Reviewing the data and the thousands of electronic documents requested or produced during discovery in litigation, in response to a subpoena or in an internal investigation, takes time. As we all know, time is money.

 

Leveraging technology goes a long way to helping cut down on time and costs. In the end, regardless if done manually or with the help of document review software, the first step in reducing review costs is culling data sets to include only potentially relevant documents. When we tackle large document reviews for our clients there are three techniques we use when culling massive data sets. These techniques limit our review to only those documents that are most likely to be relevant to the project.

 

(These are obviously just a few suggestions and does not include other culling methods such as the use of technology assisted review (TAR) or artificial intelligence).

 

Leveraging Metadata Fields

Using metadata fields is a goldmine to cull redundant and irrelevant data.  Some good metadata fields to utilize include: file type, file size, email domain, date, and custodian.

 

File Name or Email Subject

If your metadata contains file names or email subject fields, it’s easy to use these fields to filter irrelevant data.  For example, many companies send out weekly newsletters that might be irrelevant to your case. These newsletters usually contain the same email subject.  While going through the documents in your database, noting any generic and irrelevant titles can help cut down on document review volume.

 

Other irrelevant data that may be identified via email subject fields: Out of office notices, travel itineraries, meeting requests, conference agendas, HR and administrative documents, and “do not reply” emails.

 

You can also leverage file names to easily identify irrelevant documents.  Scroll through the file names and pick out key words that you can use to search in the file name field to pull up additional irreverent documents to cull.  Make sure you sample the results to make sure all data pulled is actually irrelevant.

 

Additionally, using file names can be helpful in finding duplicates and near duplicates.  Often times the file name of documents are the same or near duplicates are marked by version numbers.

 

Extracted Text Size

Extracted text size is not always a metadata field that is populated. However scripts may be used to populate this metadata field.  For instance, in Relativity, this script is pre-made in the applications library. Once this script is run it populates the size of the extracted text in kilobytes. This is helpful because culling only by file size may be deceiving as files with zero content can still carry a larger file size. Using the extracted text to determine the size of the document provides you with another data point to filter out trivial data.

 

To use this culling method, try filtering your extracted text size by 0 or other small sizes, then check out the resulting documents.  I suggest using extracted text size in conjunction with filtering for documents that are small in file size as well.
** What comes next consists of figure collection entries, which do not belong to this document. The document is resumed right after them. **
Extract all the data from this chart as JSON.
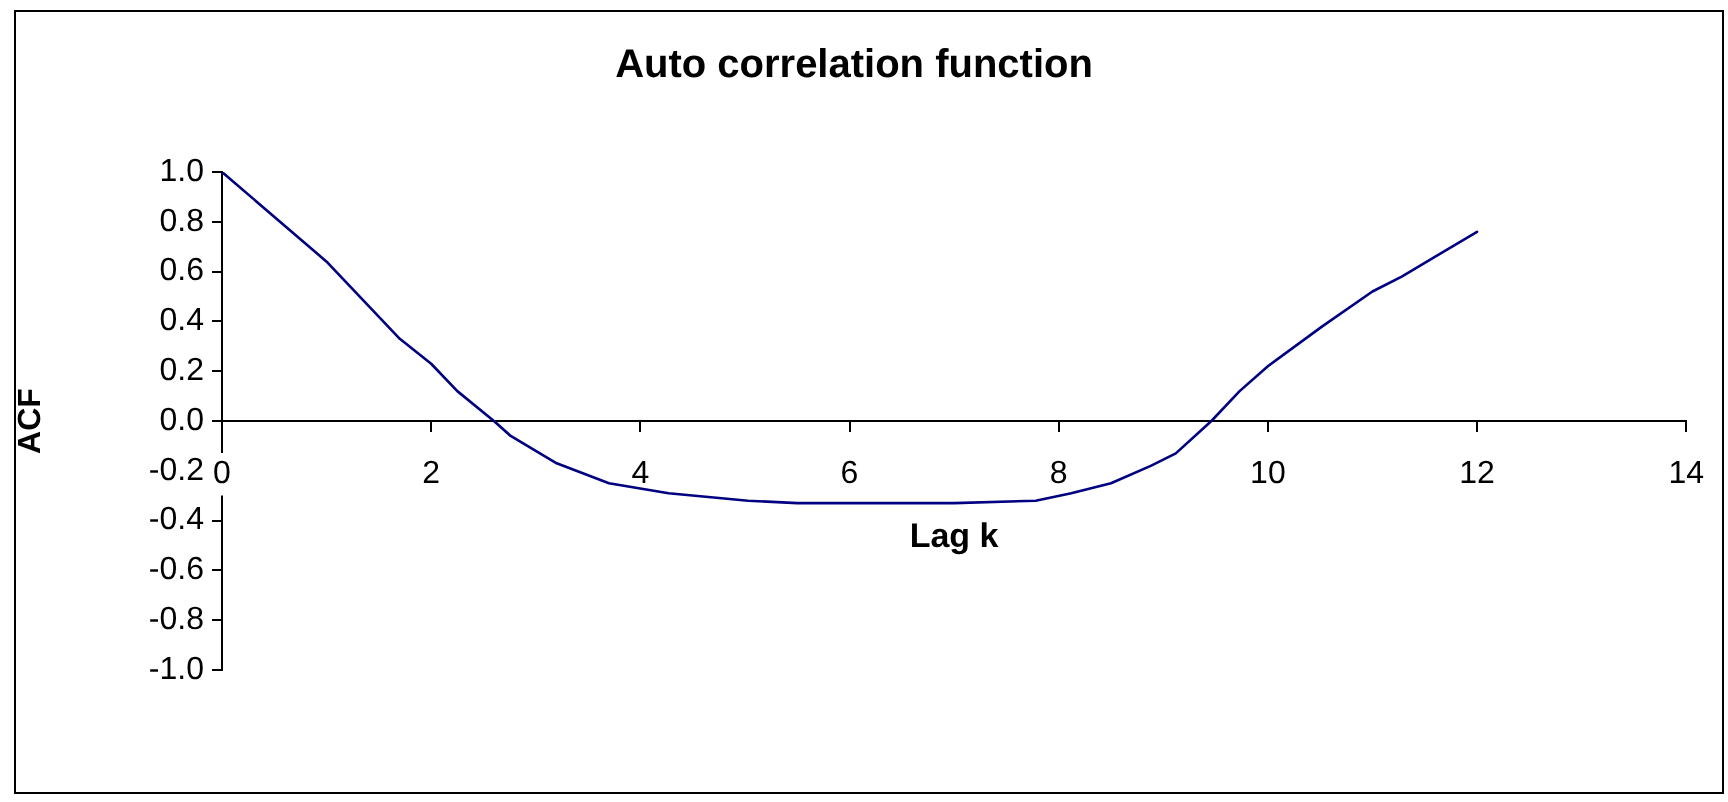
{
  "chart_data": {
    "type": "line",
    "title": "Auto correlation function",
    "xlabel": "Lag k",
    "ylabel": "ACF",
    "x": [
      0,
      1,
      1.7,
      2,
      2.25,
      2.6,
      2.76,
      3.2,
      3.7,
      4.27,
      5.03,
      5.5,
      6.2,
      7,
      7.78,
      8.12,
      8.5,
      8.88,
      9.12,
      9.46,
      9.73,
      10,
      10.52,
      11,
      11.28,
      12
    ],
    "values": [
      1.0,
      0.64,
      0.33,
      0.23,
      0.12,
      0.0,
      -0.06,
      -0.17,
      -0.25,
      -0.29,
      -0.32,
      -0.33,
      -0.33,
      -0.33,
      -0.32,
      -0.29,
      -0.25,
      -0.18,
      -0.13,
      0.0,
      0.12,
      0.22,
      0.38,
      0.52,
      0.58,
      0.76
    ],
    "color": "#000080",
    "marker": "none",
    "xlim": [
      0,
      14
    ],
    "xticks": [
      0,
      2,
      4,
      6,
      8,
      10,
      12,
      14
    ],
    "ylim": [
      -1,
      1
    ],
    "yticks": [
      {
        "value": -1,
        "label": "-1.0"
      },
      {
        "value": -0.8,
        "label": "-0.8"
      },
      {
        "value": -0.6,
        "label": "-0.6"
      },
      {
        "value": -0.4,
        "label": "-0.4"
      },
      {
        "value": -0.2,
        "label": "-0.2"
      },
      {
        "value": 0,
        "label": "0.0"
      },
      {
        "value": 0.2,
        "label": "0.2"
      },
      {
        "value": 0.4,
        "label": "0.4"
      },
      {
        "value": 0.6,
        "label": "0.6"
      },
      {
        "value": 0.8,
        "label": "0.8"
      },
      {
        "value": 1,
        "label": "1.0"
      }
    ]
  }
}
I also highly recommend reviewing a statistical sample before determining the values you filtered by are appropriate to cull entire sets of search results.

 

Clustering

Clustering is a feature that groups similar documents by content and concepts. Many document review platforms have clustering capabilities.  Running clustering on your documents enables you to find common themes without even looking at a single document.  The database will highlight the key concepts for each cluster. Once you view the concepts you will be able to identify clusters of documents that are not relevant to the case matter and can be culled.  

 

An additional way to find irrelevant documents with clustering is examining unclustered documents. Often, these documents were not pulled into cluster groups because they do not have enough searchable or relevant data.  Groups of unclustered documents are often irrelevant and can be culled.  

 

Clustering can also be leveraged during the document review phase.  Setting up a dashboard with cluster visualization to look at responsive documents allows you to quickly see if there are certain clusters that are consistently marked as not responsive.  Clicking on the cluster you want to analyze will breakdown the responsiveness for that cluster.  If a cluster contains only irrelevant documents you can hone into that cluster to analyze if the remaining untagged documents within that cluster are irrelevant.

 

Near Duplicate Analysis

Nowadays, using deduplication is standard operating procedure to cull datasets before document review.  Using near duplicate analysis can also be very helpful in the review process. 

 

Near duplicate analysis organizes documents first by size, largest to smallest, and then assigns the largest document as a principal document. All other documents are compared and ranked by similarity percentage to this principal document.  Documents similar to the principal document are grouped together.

 

The textual near duplicate similarity percentage will give you an accurate similarity measure of documents in a group. The higher the percentage the more similar the document is.  As you begin culling data and identifying documents that are not relevant you can use the near duplicates feature to pull in all documents with a high textual near duplicate similarity percentage and mass code them.

Note: It is important to analyze that the documents are similar enough to the principle document to apply the same coding.